45    Pursuant to cl 6, the Retention Sum, being the balance of the Purchase Price, was due and owing by Real Estate Now within 14 days after the end of the Retention Period. “Retention Period” was contemplated in cl 1 to mean a certain number of days from the date of Completion, although this definition failed to specify the number of days. However, nothing turns on this. It is uncontroversial that title to the Rent Roll was conveyed to Real Estate Now, despite the absence of payment of the Purchase Price. Given the terms of the Agreement as a whole, and of cl 3.1 in particular, it is clear that the transfer of title was unencumbered.

46    Mr Brookfield did not provide any evidence of the source of the legal advice he said he relied upon in continuing to press for the registration of his alleged security interest. No inference can be drawn from this; such advice would likely be privileged. There is no doubt that, at common law, an interest such as that claimed by Mr Brookfield was recognised as giving rise to an equitable interest in personalty: see Elderly Citizens Homes of SA Inc v Balnaves (1998) 72 SASR 210, 221 per Debelle J:

It is well established that an unpaid seller of personal estate has a lien for the unpaid purchase money in the same way as an unpaid vendor of real estate has a lien for the unpaid purchase money, and that lien gives rise to an equitable interest in the personalty: see Davies v Thomas [1900] 2 Ch 462; In Re Stucley [1906] 1 Ch 67. The lien is not a mere personal equity but creates a charge upon and an interest in the property sold in the same manner as if that charge had been in writing: see Rose v Watson (at 683; 1192); Re Stucley (at 83).

47    Similarly, pursuant to s 41 of the Sale of Goods Act 1896 (Qld), an unpaid seller, who retains possession of the goods, has a right to retain the goods, which is in the nature of a lien.

48    But as has already been observed, the PPSA swept away the prior law relating to securities over personal property.

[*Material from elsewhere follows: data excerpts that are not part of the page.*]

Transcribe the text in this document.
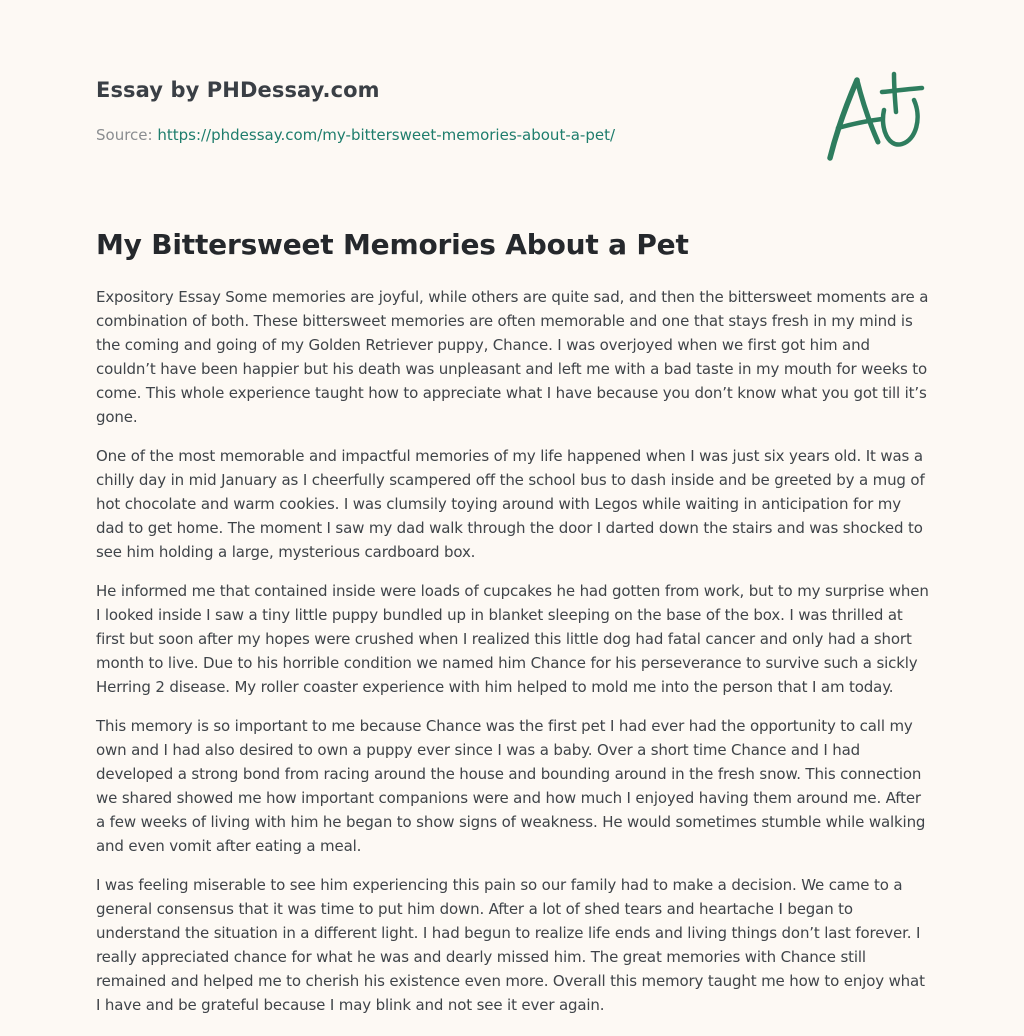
Essay by PHDessay.com
Source: https://phdessay.com/my-bittersweet-memories-about-a-pet/
My Bittersweet Memories About a Pet

Expository Essay Some memories are joyful, while others are quite sad, and then the bittersweet moments are a combination of both. These bittersweet memories are often memorable and one that stays fresh in my mind is the coming and going of my Golden Retriever puppy, Chance. I was overjoyed when we first got him and couldn’t have been happier but his death was unpleasant and left me with a bad taste in my mouth for weeks to come. This whole experience taught how to appreciate what I have because you don’t know what you got till it’s gone.

One of the most memorable and impactful memories of my life happened when I was just six years old. It was a chilly day in mid January as I cheerfully scampered off the school bus to dash inside and be greeted by a mug of hot chocolate and warm cookies. I was clumsily toying around with Legos while waiting in anticipation for my dad to get home. The moment I saw my dad walk through the door I darted down the stairs and was shocked to see him holding a large, mysterious cardboard box.

He informed me that contained inside were loads of cupcakes he had gotten from work, but to my surprise when I looked inside I saw a tiny little puppy bundled up in blanket sleeping on the base of the box. I was thrilled at first but soon after my hopes were crushed when I realized this little dog had fatal cancer and only had a short month to live. Due to his horrible condition we named him Chance for his perseverance to survive such a sickly Herring 2 disease. My roller coaster experience with him helped to mold me into the person that I am today.

This memory is so important to me because Chance was the first pet I had ever had the opportunity to call my own and I had also desired to own a puppy ever since I was a baby. Over a short time Chance and I had developed a strong bond from racing around the house and bounding around in the fresh snow. This connection we shared showed me how important companions were and how much I enjoyed having them around me. After a few weeks of living with him he began to show signs of weakness. He would sometimes stumble while walking and even vomit after eating a meal.

I was feeling miserable to see him experiencing this pain so our family had to make a decision. We came to a general consensus that it was time to put him down. After a lot of shed tears and heartache I began to understand the situation in a different light. I had begun to realize life ends and living things don’t last forever. I really appreciated chance for what he was and dearly missed him. The great memories with Chance still remained and helped me to cherish his existence even more. Overall this memory taught me how to enjoy what I have and be grateful because I may blink and not see it ever again.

There is no doubt that remedial constructive trusts or remedial equitable charges that may be imposed by a court of equity are not within the regime created by the PPSA: National Australia Bank Ltd v Garrett [2016] FCA 714; 340 ALR 532 at [28]; Sandhurst Golf Estates Pty Ltd v Coppersmith Pty Ltd (2014) 285 FLR 267 at [100] and [106]. Whether or not Mr Brookfield holds a security interest that is registrable under the PPSA can only be determined by reference to the PPSA and the subsequent jurisprudence.

49    Section 10 of the PPSA relevantly provides the following definition:

secured party:

(a)    means a person who holds a security interest for the person’s own benefit or the benefit of another person (or both); and

(b)    if the holders of the obligations issued, guaranteed or provided for under a security agreement are represented by a trustee as the holder of the security interestincludes the trustee; and

(c)    in relation to a registration with respect to a security interestincludes a person registered as a secured party in the registration.

50    The definition of a security interest is provided for under s 12 of the PPSA:

(1)    A security interest means an interest in personal property provided for by a transaction that, in substance, secures payment or performance of an obligation (without regard to the form of the transaction or the identity of the person who has title to the property).

Note:    For the application of this Act to interests, see section 8.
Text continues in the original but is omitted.